The first approach with the map
function comes from Functional Programming, whereas the second approach is considered Imperative Programming. In general, in Functional Programming, we tell the computer what we want, while in Imperative Programming, we tell the computer what steps to do. So keep in mind:
»Of course someone has to write for-loops. It doesn’t have to be you.«
— Jenny Bryan
And don’t miss the amazing purrr
cheatsheet: link
Writing our own functions can be very helpful for making our code more readable. It allows us to separate certain steps of your analysis from the rest, look at them in isolation to test and validate them, and also allows us to give them reasonable names. Let’s look at a couple of examples and get you writing functions! Say we have this idea, where we filter the gapminder dataset for one country, check how linear the relationship between year and life expectancy is and then create a plot.

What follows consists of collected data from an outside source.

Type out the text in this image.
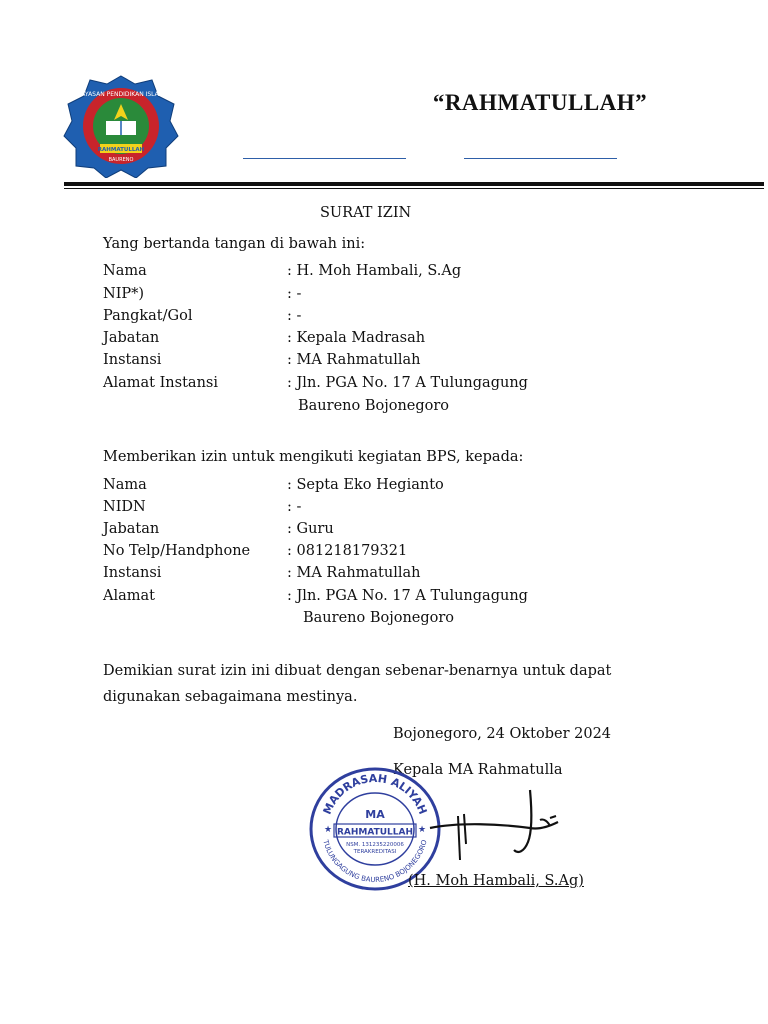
YAYASAN PENDIDIKAN ISLAM
RAHMATULLAH
BAURENO
“RAHMATULLAH”
SURAT IZIN
Yang bertanda tangan di bawah ini:
Nama	: H. Moh Hambali, S.Ag
NIP*)	: -
Pangkat/Gol	: -
Jabatan	: Kepala Madrasah
Instansi	: MA Rahmatullah
Alamat Instansi	: Jln. PGA No. 17 A Tulungagung
Baureno Bojonegoro
Memberikan izin untuk mengikuti kegiatan BPS, kepada:
Nama	: Septa Eko Hegianto
NIDN	: -
Jabatan	: Guru
No Telp/Handphone	: 081218179321
Instansi	: MA Rahmatullah
Alamat	: Jln. PGA No. 17 A Tulungagung
Baureno Bojonegoro
Demikian surat izin ini dibuat dengan sebenar-benarnya untuk dapat
digunakan sebagaimana mestinya.
Bojonegoro, 24 Oktober 2024
Kepala MA Rahmatulla
MADRASAH ALIYAH
TULUNGAGUNG BAURENO BOJONEGORO
★	★
MA
RAHMATULLAH
NSM. 131235220006
TERAKREDITASI
(H. Moh Hambali, S.Ag)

These three function from the broom
package tell us more about our linear model created with lm
. It is part of the tidymodels
framework.
broom::tidy(model)
# A tibble: 2 x 5
term estimate std.error statistic p.value
<chr> <dbl> <dbl> <dbl> <dbl>
1 (Intercept) -185. 16.2 -11.4 0.000000460
2 year 0.132 0.00819 16.1 0.0000000176
broom::augment(model)
# A tibble: 12 x 8
lifeExp year .fitted .resid .hat .sigma .cooksd .std.resid
<dbl> <dbl> <dbl> <dbl> <dbl> <dbl> <dbl> <dbl>
1 72.7 1952 72.2 0.455 0.295 0.483 0.256 1.11
2 73.4 1957 72.9 0.566 0.225 0.470 0.250 1.31
3 73.5 1962 73.5 -0.0640 0.169 0.516 0.00209 -0.143
4 74.1 1967 74.2 -0.114 0.127 0.515 0.00450 -0.249
5 74.3 1972 74.9 -0.513 0.0991 0.484 0.0671 -1.10
6 75.4 1977 75.5 -0.143 0.0851 0.514 0.00434 -0.306
7 76.0 1982 76.2 -0.203 0.0851 0.511 0.00872 -0.433
8 75.9 1987 76.8 -0.943 0.0991 0.396 0.226 -2.03
9 77.3 1992 77.5 -0.172 0.127 0.512 0.0103 -0.377
10 78.3 1997 78.2 0.168 0.169 0.512 0.0144 0.376
11 79.0 2002 78.8 0.238 0.225 0.508 0.0443 0.553
12 80.2 2007 79.5 0.725 0.295 0.429 0.649 1.76
broom::glance(model)
# A tibble: 1 x 12
r.squared adj.r.squared sigma statistic p.value df logLik AIC
<dbl> <dbl> <dbl> <dbl> <dbl> <dbl> <dbl> <dbl>
1 0.963 0.959 0.490 260. 1.76e-8 1 -7.37 20.7
# … with 4 more variables: BIC <dbl>, deviance <dbl>,
# df.residual <int>, nobs <int>
The \(R^2\) value tells us, how well a straight line fits to our data. It can assume values between 0 and 1.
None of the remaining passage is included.